Evolution: Its nature, its evidence, and its relation to religious thought - Joseph LeConte

If one examines the large vessels going out from the heart of a lizard, he will find six aortic arches—i. e., three on each side. These all unite below to form the one descending abdominal aorta. This is shown in the accompanying figure ([Fig. 36]), in which a a′ a″ and b b′ b″ are the six arches. Now, there is no conceivable use in having so many aortic arches. We know this, because there is but one in birds and mammals, and the circulation is as effective, nay, much more effective in these than in reptiles. The explanation of this anomaly is revealed at once as soon as we examine the circulation of a fish, which is shown in the accompanying figure ([Fig. 37]). The multiplication of the aortic arches is here, of course, necessary, for they are the gill-arches. The whole of the blood passes through these arches, to be aërated in the gill-fringes. The use of this peculiar structure is here obvious enough. If a lizard were ever a fish, and afterward turned into a lizard, changing its gill-respiration for lung-respiration, then, of course, the useless gill-arches would remain to tell the story. Now, although a lizard never was a fish, in its individual history or ontogeny, it was a fish in its family history or phylogeny, and therefore it yet retains, by heredity, this curious and useless structure as evidence of its ancestry.

Fig. 38.

Fig. 39.

Figs. 38, 39.—Diagrams showing the change of the course of blood in the development of a frog. 38. The tadpole stage. 39. The mature condition. H, heart; G G′ G″, external gills; g g′ g″, internal gills; c c, connecting branches in the tadpole; p p, pulmonary branches.

That this is the true explanation is demonstrated by the fact that in amphibians this very change actually takes place before our eyes in the individual history. We have already seen that the individual frog, in its tadpole state, is a gill-breather. It has therefore its gill-arches ([Fig. 38]), three on each side, like a fish, and for the same reason, viz., the aëration of the blood. But when its gills dry up and lung-respiration is established, its now useless gill-arches still remain as aortic arches, to attest their previous condition ([Fig. 39]). Now, the lizard undoubtedly came from an air-breathing, tailed amphibian, and therefore inherited this form of arterial distribution. In both lizard and amphibian the ultimate cause is an origin from fishes, in which such arches are obviously necessary. The diagrams, [Figs. 38] and [39], are illustrations somewhat idealized, showing the manner in which the change actually takes place in air-breathing amphibians. [Fig. 38] represents the tadpole stage, and [Fig. 39] the mature condition. In the former the gills are mostly external, G G′, etc., but also internal, g g′, as in the fish. Observe in this condition the small connecting vessels, c c′. When the external gills dry up, these are enlarged, and the whole of the blood passes through them, as shown in Fig. 39. It is seen, also, in [Fig. 38], that a small branch, p, goes from the lower gill-arches to the yet rudimentary lung, l. When the gill-fringes have disappeared, the whole of the blood of the lower arch goes through the now enlarged pulmonary branch to the lungs, L, now in full activity, and the remainder of this arch disappears, as shown by the dotted lines in [Fig. 39].

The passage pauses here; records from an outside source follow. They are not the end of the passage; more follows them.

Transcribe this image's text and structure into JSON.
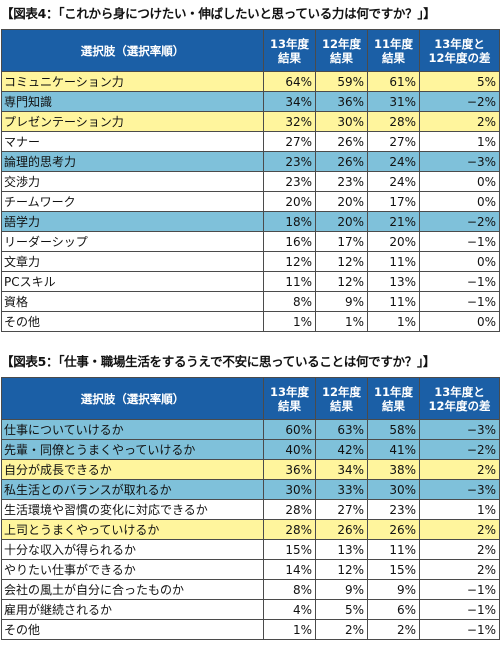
{
  "chart_data": [
    {
      "type": "table",
      "title": "【図表4：「これから身につけたい・伸ばしたいと思っている力は何ですか？」】",
      "columns": [
        "選択肢（選択率順）",
        "13年度\n結果",
        "12年度\n結果",
        "11年度\n結果",
        "13年度と\n12年度の差"
      ],
      "rows": [
        {
          "label": "コミュニケーション力",
          "values": [
            "64%",
            "59%",
            "61%",
            "5%"
          ],
          "highlight": "yellow"
        },
        {
          "label": "専門知識",
          "values": [
            "34%",
            "36%",
            "31%",
            "−2%"
          ],
          "highlight": "blue"
        },
        {
          "label": "プレゼンテーション力",
          "values": [
            "32%",
            "30%",
            "28%",
            "2%"
          ],
          "highlight": "yellow"
        },
        {
          "label": "マナー",
          "values": [
            "27%",
            "26%",
            "27%",
            "1%"
          ],
          "highlight": "white"
        },
        {
          "label": "論理的思考力",
          "values": [
            "23%",
            "26%",
            "24%",
            "−3%"
          ],
          "highlight": "blue"
        },
        {
          "label": "交渉力",
          "values": [
            "23%",
            "23%",
            "24%",
            "0%"
          ],
          "highlight": "white"
        },
        {
          "label": "チームワーク",
          "values": [
            "20%",
            "20%",
            "17%",
            "0%"
          ],
          "highlight": "white"
        },
        {
          "label": "語学力",
          "values": [
            "18%",
            "20%",
            "21%",
            "−2%"
          ],
          "highlight": "blue"
        },
        {
          "label": "リーダーシップ",
          "values": [
            "16%",
            "17%",
            "20%",
            "−1%"
          ],
          "highlight": "white"
        },
        {
          "label": "文章力",
          "values": [
            "12%",
            "12%",
            "11%",
            "0%"
          ],
          "highlight": "white"
        },
        {
          "label": "PCスキル",
          "values": [
            "11%",
            "12%",
            "13%",
            "−1%"
          ],
          "highlight": "white"
        },
        {
          "label": "資格",
          "values": [
            "8%",
            "9%",
            "11%",
            "−1%"
          ],
          "highlight": "white"
        },
        {
          "label": "その他",
          "values": [
            "1%",
            "1%",
            "1%",
            "0%"
          ],
          "highlight": "white"
        }
      ]
    },
    {
      "type": "table",
      "title": "【図表5：「仕事・職場生活をするうえで不安に思っていることは何ですか？」】",
      "columns": [
        "選択肢（選択率順）",
        "13年度\n結果",
        "12年度\n結果",
        "11年度\n結果",
        "13年度と\n12年度の差"
      ],
      "rows": [
        {
          "label": "仕事についていけるか",
          "values": [
            "60%",
            "63%",
            "58%",
            "−3%"
          ],
          "highlight": "blue"
        },
        {
          "label": "先輩・同僚とうまくやっていけるか",
          "values": [
            "40%",
            "42%",
            "41%",
            "−2%"
          ],
          "highlight": "blue"
        },
        {
          "label": "自分が成長できるか",
          "values": [
            "36%",
            "34%",
            "38%",
            "2%"
          ],
          "highlight": "yellow"
        },
        {
          "label": "私生活とのバランスが取れるか",
          "values": [
            "30%",
            "33%",
            "30%",
            "−3%"
          ],
          "highlight": "blue"
        },
        {
          "label": "生活環境や習慣の変化に対応できるか",
          "values": [
            "28%",
            "27%",
            "23%",
            "1%"
          ],
          "highlight": "white"
        },
        {
          "label": "上司とうまくやっていけるか",
          "values": [
            "28%",
            "26%",
            "26%",
            "2%"
          ],
          "highlight": "yellow"
        },
        {
          "label": "十分な収入が得られるか",
          "values": [
            "15%",
            "13%",
            "11%",
            "2%"
          ],
          "highlight": "white"
        },
        {
          "label": "やりたい仕事ができるか",
          "values": [
            "14%",
            "12%",
            "15%",
            "2%"
          ],
          "highlight": "white"
        },
        {
          "label": "会社の風土が自分に合ったものか",
          "values": [
            "8%",
            "9%",
            "9%",
            "−1%"
          ],
          "highlight": "white"
        },
        {
          "label": "雇用が継続されるか",
          "values": [
            "4%",
            "5%",
            "6%",
            "−1%"
          ],
          "highlight": "white"
        },
        {
          "label": "その他",
          "values": [
            "1%",
            "2%",
            "2%",
            "−1%"
          ],
          "highlight": "white"
        }
      ]
    }
  ]
}
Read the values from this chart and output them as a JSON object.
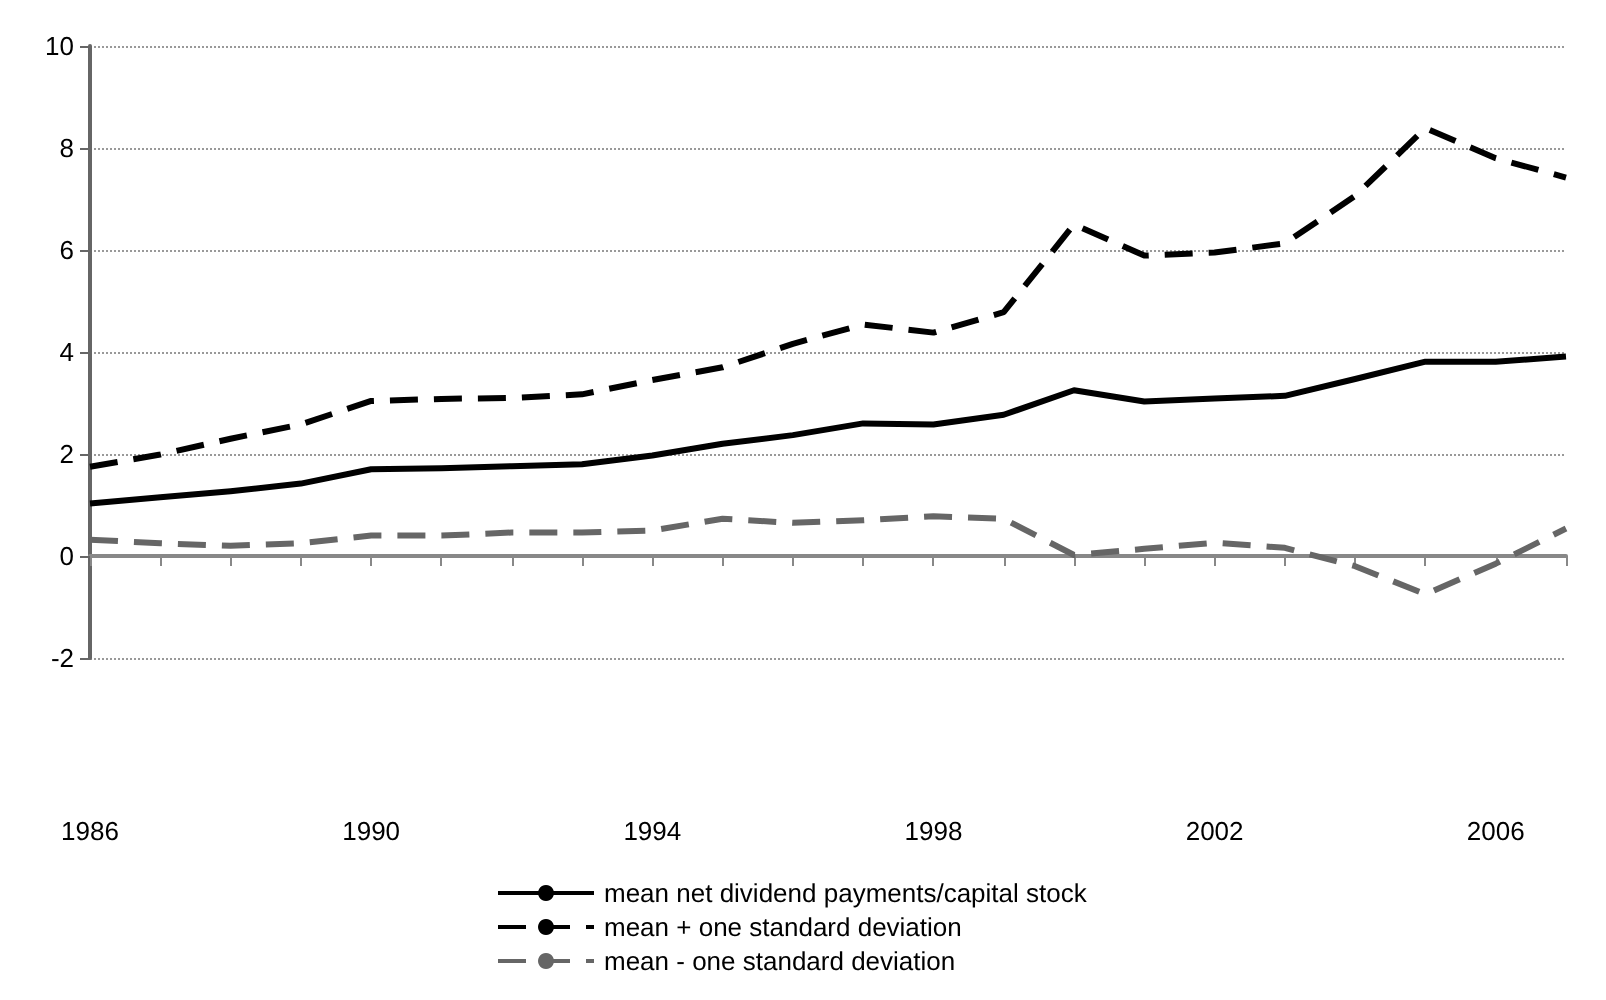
{
  "chart_data": {
    "type": "line",
    "categories": [
      "1986",
      null,
      null,
      null,
      "1990",
      null,
      null,
      null,
      "1994",
      null,
      null,
      null,
      "1998",
      null,
      null,
      null,
      "2002",
      null,
      null,
      null,
      "2006",
      null
    ],
    "series": [
      {
        "name": "mean net dividend payments/capital stock",
        "color": "#000000",
        "line_style": "solid",
        "values": [
          1.03,
          1.15,
          1.27,
          1.42,
          1.7,
          1.72,
          1.76,
          1.8,
          1.97,
          2.2,
          2.37,
          2.6,
          2.58,
          2.77,
          3.25,
          3.03,
          3.09,
          3.14,
          3.47,
          3.81,
          3.81,
          3.91
        ]
      },
      {
        "name": "mean + one standard deviation",
        "color": "#000000",
        "line_style": "dashed",
        "values": [
          1.75,
          1.99,
          2.3,
          2.58,
          3.04,
          3.08,
          3.1,
          3.17,
          3.45,
          3.7,
          4.16,
          4.54,
          4.38,
          4.78,
          6.5,
          5.89,
          5.95,
          6.13,
          7.06,
          8.39,
          7.8,
          7.42
        ]
      },
      {
        "name": "mean - one standard deviation",
        "color": "#666666",
        "line_style": "dashed",
        "values": [
          0.32,
          0.25,
          0.2,
          0.25,
          0.4,
          0.4,
          0.46,
          0.46,
          0.5,
          0.73,
          0.65,
          0.7,
          0.78,
          0.73,
          0.02,
          0.14,
          0.26,
          0.16,
          -0.2,
          -0.75,
          -0.15,
          0.54
        ]
      }
    ],
    "ylim": [
      -2,
      10
    ],
    "yticks": [
      -2,
      0,
      2,
      4,
      6,
      8,
      10
    ],
    "grid": "y",
    "legend": "bottom",
    "marker": "none"
  }
}
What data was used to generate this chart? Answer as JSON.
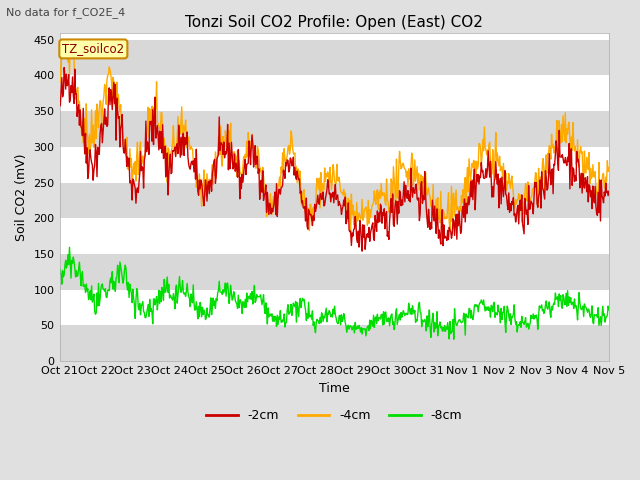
{
  "title": "Tonzi Soil CO2 Profile: Open (East) CO2",
  "ylabel": "Soil CO2 (mV)",
  "xlabel": "Time",
  "no_data_text": "No data for f_CO2E_4",
  "legend_box_text": "TZ_soilco2",
  "ylim": [
    0,
    460
  ],
  "yticks": [
    0,
    50,
    100,
    150,
    200,
    250,
    300,
    350,
    400,
    450
  ],
  "x_tick_labels": [
    "Oct 21",
    "Oct 22",
    "Oct 23",
    "Oct 24",
    "Oct 25",
    "Oct 26",
    "Oct 27",
    "Oct 28",
    "Oct 29",
    "Oct 30",
    "Oct 31",
    "Nov 1",
    "Nov 2",
    "Nov 3",
    "Nov 4",
    "Nov 5"
  ],
  "line_colors": {
    "-2cm": "#cc0000",
    "-4cm": "#ffaa00",
    "-8cm": "#00dd00"
  },
  "background_color": "#e0e0e0",
  "plot_bg_color": "#ffffff",
  "stripe_color": "#d8d8d8",
  "title_fontsize": 11,
  "axis_label_fontsize": 9,
  "tick_fontsize": 8
}
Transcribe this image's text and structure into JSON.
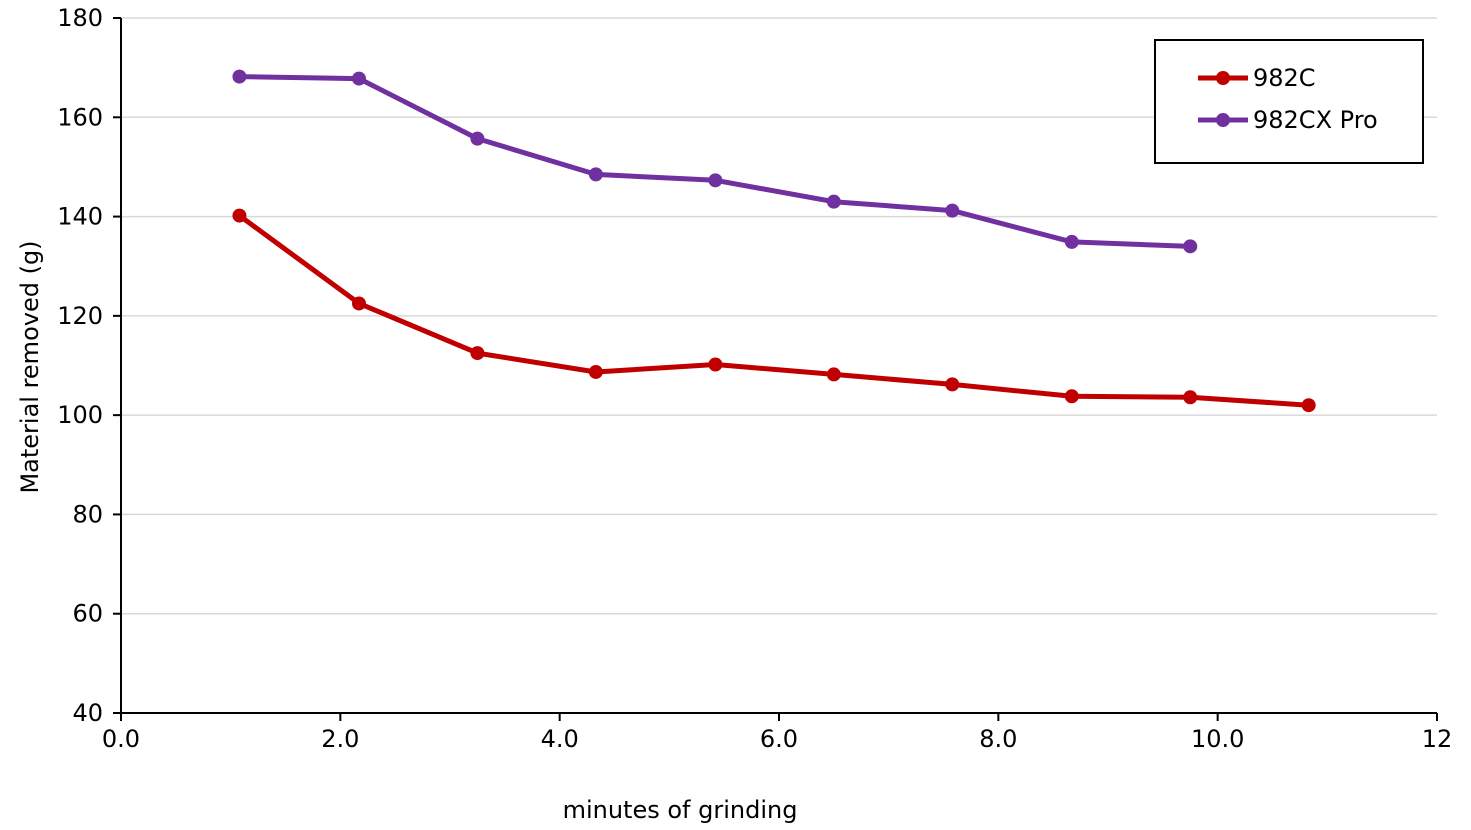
{
  "chart_data": {
    "type": "line",
    "title": "",
    "xlabel": "minutes of grinding",
    "ylabel": "Material removed (g)",
    "xlim": [
      0,
      12
    ],
    "ylim": [
      40,
      180
    ],
    "x_ticks": [
      "0.0",
      "2.0",
      "4.0",
      "6.0",
      "8.0",
      "10.0",
      "12"
    ],
    "y_ticks": [
      "40",
      "60",
      "80",
      "100",
      "120",
      "140",
      "160",
      "180"
    ],
    "grid": "horizontal",
    "legend_position": "top-right",
    "series": [
      {
        "name": "982C",
        "color": "#c00000",
        "points": [
          [
            1.08,
            140.2
          ],
          [
            2.17,
            122.5
          ],
          [
            3.25,
            112.5
          ],
          [
            4.33,
            108.7
          ],
          [
            5.42,
            110.2
          ],
          [
            6.5,
            108.2
          ],
          [
            7.58,
            106.2
          ],
          [
            8.67,
            103.8
          ],
          [
            9.75,
            103.6
          ],
          [
            10.83,
            102.0
          ]
        ]
      },
      {
        "name": "982CX Pro",
        "color": "#7030a0",
        "points": [
          [
            1.08,
            168.2
          ],
          [
            2.17,
            167.8
          ],
          [
            3.25,
            155.7
          ],
          [
            4.33,
            148.5
          ],
          [
            5.42,
            147.3
          ],
          [
            6.5,
            143.0
          ],
          [
            7.58,
            141.2
          ],
          [
            8.67,
            134.9
          ],
          [
            9.75,
            134.0
          ]
        ]
      }
    ]
  }
}
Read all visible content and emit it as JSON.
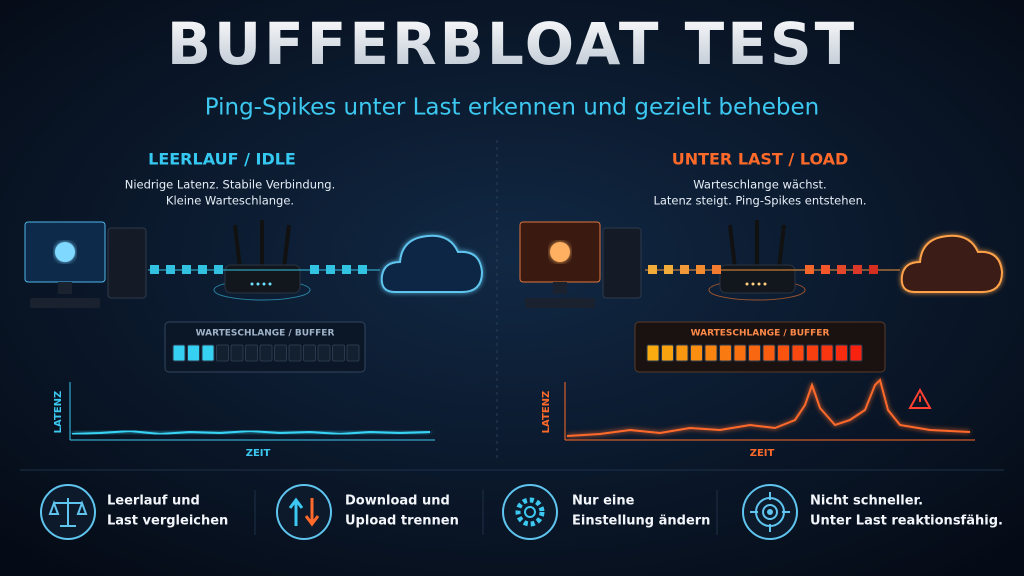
{
  "header": {
    "title": "BUFFERBLOAT TEST",
    "subtitle": "Ping-Spikes unter Last erkennen und gezielt beheben"
  },
  "panels": [
    {
      "heading": "LEERLAUF / IDLE",
      "description": [
        "Niedrige Latenz. Stabile Verbindung.",
        "Kleine Warteschlange."
      ],
      "buffer_label": "WARTESCHLANGE / BUFFER",
      "y_label": "LATENZ",
      "x_label": "ZEIT"
    },
    {
      "heading": "UNTER LAST / LOAD",
      "description": [
        "Warteschlange wächst.",
        "Latenz steigt. Ping-Spikes entstehen."
      ],
      "buffer_label": "WARTESCHLANGE / BUFFER",
      "y_label": "LATENZ",
      "x_label": "ZEIT"
    }
  ],
  "tips": [
    {
      "lines": [
        "Leerlauf und",
        "Last vergleichen"
      ]
    },
    {
      "lines": [
        "Download und",
        "Upload trennen"
      ]
    },
    {
      "lines": [
        "Nur eine",
        "Einstellung ändern"
      ]
    },
    {
      "lines": [
        "Nicht schneller.",
        "Unter Last reaktionsfähig."
      ]
    }
  ]
}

The change which actually took place in the family history of the lizard probably differed from the above only in being more simple, the gills being only internal like the fish. The external gills complicate the process a little in the case of the frog, but the principle is precisely the same.

As already explained ([pages 82–85]), the large gap between fishes and reptiles, as regards mode of respiration, is completely filled both in the taxonomic series—i. e., in ganoids, dipnoi, and the mature condition of the different orders of amphibians—and in the ontogeny of the higher amphibians. Now, we add that the same is true of the arterial distribution. We have just traced the change in the ontogeny of the frog, but the steps of the same change are traceable in passing from the typical fish (teleosts), through dipnoi and amphibians to reptiles. Thus, again, the phylogeny, the taxonomy, and the ontogeny, are in complete accord.

But the argument for evolution does not stop here. If birds and mammals have come from reptiles, and therefore from fishes, we may expect to find some evidences of the same kind still lingering in the great arteries. And such we do find. It is a most curious and significant fact that, in the early embryonic condition of birds and mammals, including man himself, we find on each side of the neck several gill-slits, each with its gill-arch, and therefore several aortic arches on each side, precisely similar to what we have already described. These arches are subsequently, some of them, obliterated; some modified to form the one aortic arch, and some of them still more modified to form the other great arteries coming from the heart to supply the head and forelimbs.